Alcune cifre le aveva date giovedì il ministro Valditara e riguardano la scuola: in dieci anni il numero degli studenti è destinato a ridursi di circa 1,4 milioni, da 7,4 milioni a poco più di 6. Un’emorragia che coinvolgerà soprattutto le superiori, con circa 500 mila ragazzi in meno, poi le elementari con 400 mila e le medie con quasi 300 mila. Anche nella scuola materna ci sarà una contrazione, calcolata in ben 156 mila unità. Di conseguenza, il numero delle cattedre si ridurrà dalle attuali 684 mila a circa 558 mila: dunque saranno 126 mila in meno. Una riduzione che non necessariamente si trasformerà in perdita secca di posti di lavoro, visto che lo stesso ministro ha confermato l’intenzione di utilizzare almeno una parte di queste risorse umane in potenziale eccesso per «combattere la dispersione scolastica e personalizzare l’educazione». Ma che comunque avrà un suo impatto. Del resto la tendenza è già evidente, come conferma la norma inserita nella legge di Bilancio che puntava a “razionalizzare” intanto il numero dei presidi.

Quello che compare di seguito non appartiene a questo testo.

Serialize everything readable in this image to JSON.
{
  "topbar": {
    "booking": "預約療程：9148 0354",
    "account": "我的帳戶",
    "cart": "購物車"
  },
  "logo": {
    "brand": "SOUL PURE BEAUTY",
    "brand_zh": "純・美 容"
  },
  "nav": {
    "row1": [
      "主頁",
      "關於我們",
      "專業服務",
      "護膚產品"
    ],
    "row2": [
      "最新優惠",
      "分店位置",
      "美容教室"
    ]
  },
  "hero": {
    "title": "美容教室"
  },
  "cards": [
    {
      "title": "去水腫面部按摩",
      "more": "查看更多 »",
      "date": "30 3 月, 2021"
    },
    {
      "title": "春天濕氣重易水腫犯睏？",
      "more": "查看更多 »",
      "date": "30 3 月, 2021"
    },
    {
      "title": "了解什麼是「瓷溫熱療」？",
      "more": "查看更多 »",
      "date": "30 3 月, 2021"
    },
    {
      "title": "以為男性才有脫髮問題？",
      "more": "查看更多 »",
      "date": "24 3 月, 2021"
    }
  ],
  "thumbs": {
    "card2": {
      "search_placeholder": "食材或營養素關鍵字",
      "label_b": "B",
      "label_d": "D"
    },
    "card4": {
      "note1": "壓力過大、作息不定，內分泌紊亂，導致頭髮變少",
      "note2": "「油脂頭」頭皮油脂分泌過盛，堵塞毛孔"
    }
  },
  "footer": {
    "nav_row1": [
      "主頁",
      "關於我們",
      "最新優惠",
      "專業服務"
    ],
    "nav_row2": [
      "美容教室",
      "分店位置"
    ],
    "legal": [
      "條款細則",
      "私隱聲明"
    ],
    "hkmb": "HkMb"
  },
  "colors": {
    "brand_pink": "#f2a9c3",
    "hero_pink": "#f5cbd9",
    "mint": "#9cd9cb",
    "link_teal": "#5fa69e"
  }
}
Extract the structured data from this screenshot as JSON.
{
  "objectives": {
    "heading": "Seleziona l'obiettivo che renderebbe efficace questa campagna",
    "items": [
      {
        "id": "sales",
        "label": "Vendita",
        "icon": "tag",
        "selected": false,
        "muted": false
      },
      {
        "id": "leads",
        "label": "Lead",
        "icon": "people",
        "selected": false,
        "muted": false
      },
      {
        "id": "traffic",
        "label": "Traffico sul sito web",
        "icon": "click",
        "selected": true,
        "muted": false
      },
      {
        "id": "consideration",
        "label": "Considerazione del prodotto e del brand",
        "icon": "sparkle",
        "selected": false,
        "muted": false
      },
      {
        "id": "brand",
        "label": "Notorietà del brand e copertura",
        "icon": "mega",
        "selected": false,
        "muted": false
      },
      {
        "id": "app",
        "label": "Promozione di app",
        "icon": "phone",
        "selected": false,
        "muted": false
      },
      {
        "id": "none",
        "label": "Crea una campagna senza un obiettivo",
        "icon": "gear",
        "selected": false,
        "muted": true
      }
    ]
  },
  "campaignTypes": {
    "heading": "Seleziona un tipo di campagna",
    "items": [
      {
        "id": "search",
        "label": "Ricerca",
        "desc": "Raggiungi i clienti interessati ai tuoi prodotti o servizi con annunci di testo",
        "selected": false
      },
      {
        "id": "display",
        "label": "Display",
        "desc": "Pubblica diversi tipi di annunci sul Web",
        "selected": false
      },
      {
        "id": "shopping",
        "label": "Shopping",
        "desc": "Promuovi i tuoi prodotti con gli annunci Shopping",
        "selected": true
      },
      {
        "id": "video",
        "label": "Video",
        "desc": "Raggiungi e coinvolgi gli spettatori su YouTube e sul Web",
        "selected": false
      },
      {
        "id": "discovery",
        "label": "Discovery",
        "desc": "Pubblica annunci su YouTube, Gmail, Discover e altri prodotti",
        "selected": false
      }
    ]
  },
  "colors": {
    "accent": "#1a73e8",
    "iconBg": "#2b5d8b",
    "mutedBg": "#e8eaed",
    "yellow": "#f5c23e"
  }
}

Le conseguenze della denatalità dei decenni passati sono già più che evidenti anche nel mondo del lavoro. Pur in presenza di una disoccupazione che permane, le imprese fanno fatica a trovare diverso profili professionali, non necessariamente super-qualificati. Il perché si può capire. Se nel 2011 la popolazione di età compresa tra i 15 e i 64 anni arrivava a 39,3 milioni, a inizio 2023 eravamo a 37,3, quindi due milioni in meno. E la numerosità di questa fascia di età (che convenzionalmente corrisponde a quella delle persone lavorativamente attive) continuerà a ridursi inesorabilmente: nel 2030 secondo le previsioni dell’Istat saranno 35,6 milioni, per poi precipitare nel 2050 a 29,8 milioni. Il crollo in 40 anni sarebbe di quasi dieci milioni di lavoratori, tra quello già “consumato” e quello stimato di quasi otto. Si tratta di una componente decisiva del più generale calo della popolazione previsto per i prossimi decenni. Anzi, in realtà la contrazione degli attivi è numericamente superiore a quella complessiva dei residenti, che scenderebbero sempre nel 2050 a 54,2 milioni dagli attuali 58,8. Questo perché si ridurrà massicciamente la parte giovane e adulta della popolazione, mentre aumenterà quella anziana e molto anziana. Il che ci porta ad un’altra criticità che si profila all’orizzonte, quella relativa al sistema pensionistico. Le simulazioni effettuate dalla Ragioneria generale dello Stato descrivono l’andamento dell’incidenza della spesa previdenziale sul Pil, che toccherebbe un picco vicino al 17 per cento nel 2044 per poi ridursi. In sintesi il messaggio dei tecnici del Mef è abbastanza semplice: in uno scenario così precario il fardello delle pensioni caricato sulle spalle delle generazioni giovani potrà essere sopportabile solo se ci sarà un forte aumento della partecipazione al lavoro, rispetto alla situazione attuale caratterizzata da occupazione spesso discontinua. Condizione questa necessaria anche per garantire che - a loro volta - i lavoratori di domani possano percepire un assegno pensionistico decente, una volta terminata la carriera.

I TERRITORI

Un eventuale cambiamento di rotta dovrebbe manifestarsi già dai prossimi anni, prima che la situazione si avviti del tutto in un circolo vizioso: i bambini e le bambine che non nascono oggi (in larga parte a causa del crollo demografico degli anni 70-80-90 e del conseguente prosciugamento del bacino dei genitori potenziali) ridurranno ulteriormente il numero di coloro che potranno essere madri e padri. È il caso di ricordare che le tendenze sono diversificate sul territorio nazionale. Se il numero medio di figli per donna è pari nella media a 1,24, Bolzano svetta a 1,65 e altre cinque Province (Gorizia, Crotone, Ragusa, Palermo e Catania) sono al di sopra di 1,4. La parte opposta di questa particolare classifica illustra una situazione ormai disastrosa in Sardegna: delle cinque Province dell’isola ben tre sono al di sotto di 1, mentre Sassari e Cagliari sono appena al si sopra. Ma valori di fecondità davvero bassi si ritrovano anche in altre aree: Biella, Verbano-Cusio-Ossola e Rovigo al Nord, Terni, Massa-Carrara, Lucca, Viterbo e Prato al Centro, Potenza, Matera e Campobasso al Sud. Le soluzioni messe in campo ad esempio in Alto Adige possono essere una strada da seguire altrove.